Hey all.
I have a MT 2.9.rc10 box set up that has 2 interfaces, Public and Private.
Public has an IP of x.x.56.19/24, and Private has 192.168.10.1/24 and x.x.61.33/28 (a publicly routable block).
In order to get customers surfing I set up a masquerade rule as per the documentaiton. I tested both public and private Ip address routing and each block can get out just fine.
The problem I am having is that we have a customer off this router who needs a public Ip for a point to point VPN connection. He assigned his router x.x.61.36 and can surf the net just fine using that. However, he can’t set up his vpn because the remote end thinks his IP address is x.x.56.19 (the routers public IP) instead of x.x.61.36. We tested this via whatismyip.com and sure enough, the outside world thinks his router’s ip is the MT public address.
Obviously, the MT is natting his public IP, so my question is how do I exclude the public IP’s from nat and just route those addresses instead.
Thanks in advance!
~Jason
You should upgrade it to 2.9.8, lots of fixes have been made.
Just tell it that you only want the private network masquaraded.

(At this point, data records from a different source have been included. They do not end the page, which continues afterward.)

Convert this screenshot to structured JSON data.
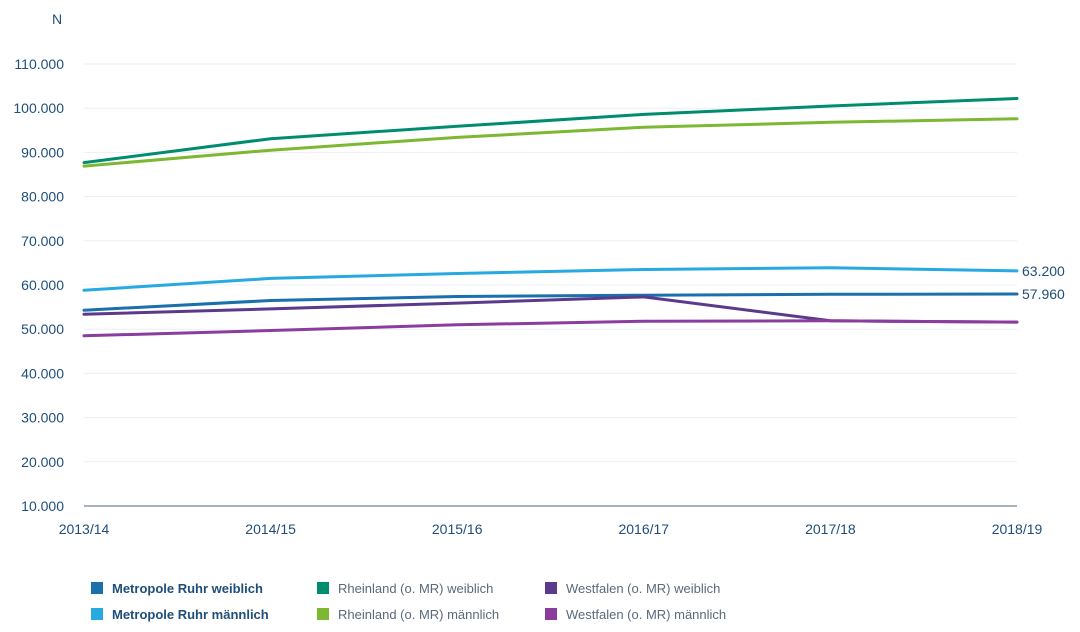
{
  "chart_data": {
    "type": "line",
    "title": "",
    "xlabel": "",
    "ylabel": "N",
    "ylim": [
      10000,
      110000
    ],
    "yticks": [
      10000,
      20000,
      30000,
      40000,
      50000,
      60000,
      70000,
      80000,
      90000,
      100000,
      110000
    ],
    "ytick_labels": [
      "10.000",
      "20.000",
      "30.000",
      "40.000",
      "50.000",
      "60.000",
      "70.000",
      "80.000",
      "90.000",
      "100.000",
      "110.000"
    ],
    "categories": [
      "2013/14",
      "2014/15",
      "2015/16",
      "2016/17",
      "2017/18",
      "2018/19"
    ],
    "grid": true,
    "legend_position": "bottom",
    "series": [
      {
        "name": "Metropole Ruhr weiblich",
        "color": "#1a6fad",
        "legend_bold": true,
        "values": [
          54300,
          56500,
          57400,
          57700,
          57900,
          57960
        ],
        "end_label": "57.960"
      },
      {
        "name": "Metropole Ruhr männlich",
        "color": "#27a9e1",
        "legend_bold": true,
        "values": [
          58800,
          61500,
          62600,
          63500,
          63900,
          63200
        ],
        "end_label": "63.200"
      },
      {
        "name": "Rheinland (o. MR) weiblich",
        "color": "#008c6e",
        "legend_bold": false,
        "values": [
          87700,
          93100,
          95900,
          98600,
          100500,
          102200
        ],
        "end_label": ""
      },
      {
        "name": "Rheinland (o. MR) männlich",
        "color": "#7cb832",
        "legend_bold": false,
        "values": [
          86900,
          90500,
          93400,
          95700,
          96800,
          97600
        ],
        "end_label": ""
      },
      {
        "name": "Westfalen (o. MR) weiblich",
        "color": "#5b3a8c",
        "legend_bold": false,
        "values": [
          53400,
          54600,
          55900,
          57300,
          51900,
          51600
        ],
        "end_label": ""
      },
      {
        "name": "Westfalen (o. MR) männlich",
        "color": "#8b3d9e",
        "legend_bold": false,
        "values": [
          48500,
          49700,
          51000,
          51800,
          51900,
          51600
        ],
        "end_label": ""
      }
    ]
  }
}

add chain=srcnat src-address=192.168.10.0/24 action=masquerade comment="masquerade private network" disabled=no
–Tom
Well, that was my first attempt to solve the problem, and it didn’t work for the customer. When making changes, they take effect immediately, right? And connection tracking is on.

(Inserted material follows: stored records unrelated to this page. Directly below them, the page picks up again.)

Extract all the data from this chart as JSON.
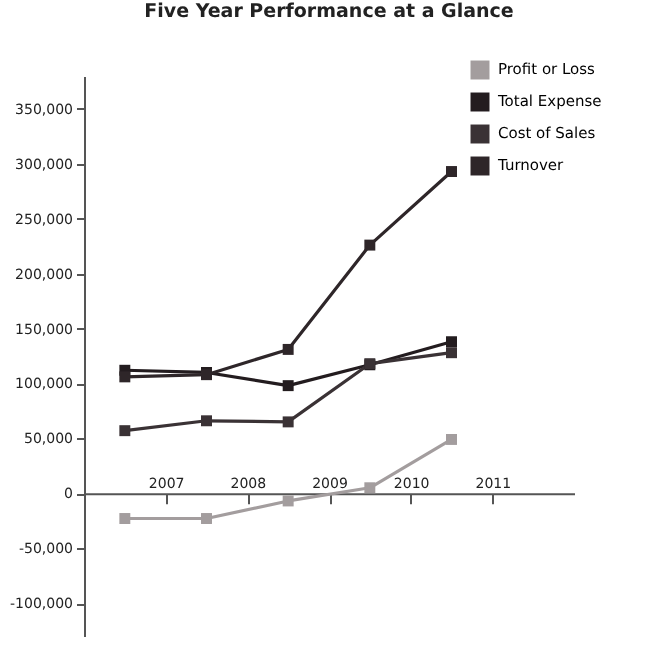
{
  "chart_data": {
    "type": "line",
    "title": "Five Year Performance at a Glance",
    "x": [
      2006.5,
      2007.5,
      2008.5,
      2009.5,
      2010.5
    ],
    "series": [
      {
        "name": "Profit or Loss",
        "color": "#a39d9e",
        "values": [
          -23000,
          -23000,
          -7000,
          5000,
          49000
        ]
      },
      {
        "name": "Total Expense",
        "color": "#231c1f",
        "values": [
          112000,
          110000,
          98000,
          117000,
          138000
        ]
      },
      {
        "name": "Cost of Sales",
        "color": "#3a3235",
        "values": [
          57000,
          66000,
          65000,
          118000,
          128000
        ]
      },
      {
        "name": "Turnover",
        "color": "#2e2629",
        "values": [
          106000,
          108000,
          131000,
          226000,
          293000
        ]
      }
    ],
    "xlim": [
      2006,
      2012
    ],
    "xticks": [
      2007,
      2008,
      2009,
      2010,
      2011
    ],
    "ylim": [
      -130000,
      380000
    ],
    "yticks": [
      {
        "value": -100000,
        "label": "-100,000"
      },
      {
        "value": -50000,
        "label": "-50,000"
      },
      0,
      {
        "value": 50000,
        "label": "50,000"
      },
      {
        "value": 100000,
        "label": "100,000"
      },
      {
        "value": 150000,
        "label": "150,000"
      },
      {
        "value": 200000,
        "label": "200,000"
      },
      {
        "value": 250000,
        "label": "250,000"
      },
      {
        "value": 300000,
        "label": "300,000"
      },
      {
        "value": 350000,
        "label": "350,000"
      }
    ],
    "grid": false,
    "legend": "top right",
    "marker": "square",
    "line_style": "solid"
  }
}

One question - the srcnat rule I have specifies the out interface as Public - should I not have that?
Yes use the PROXY ARP howto SOLVED thread.
Set up a ip route to handle passing traffic to and from the public IPs behind hotspot
You dont want the masquerade rule to take effect for the public IPS behind hotspot or else they will show as if they are coming from the router itself.
The howto suggests adding src-address 192.168.x.x to the masquerade rule. I prefer to do the opposite:
Add src-address: ! x.x.61.33/28 to your masquerade rule. Source address is not your public IPs. This will prevent those publics from getting masqueraded.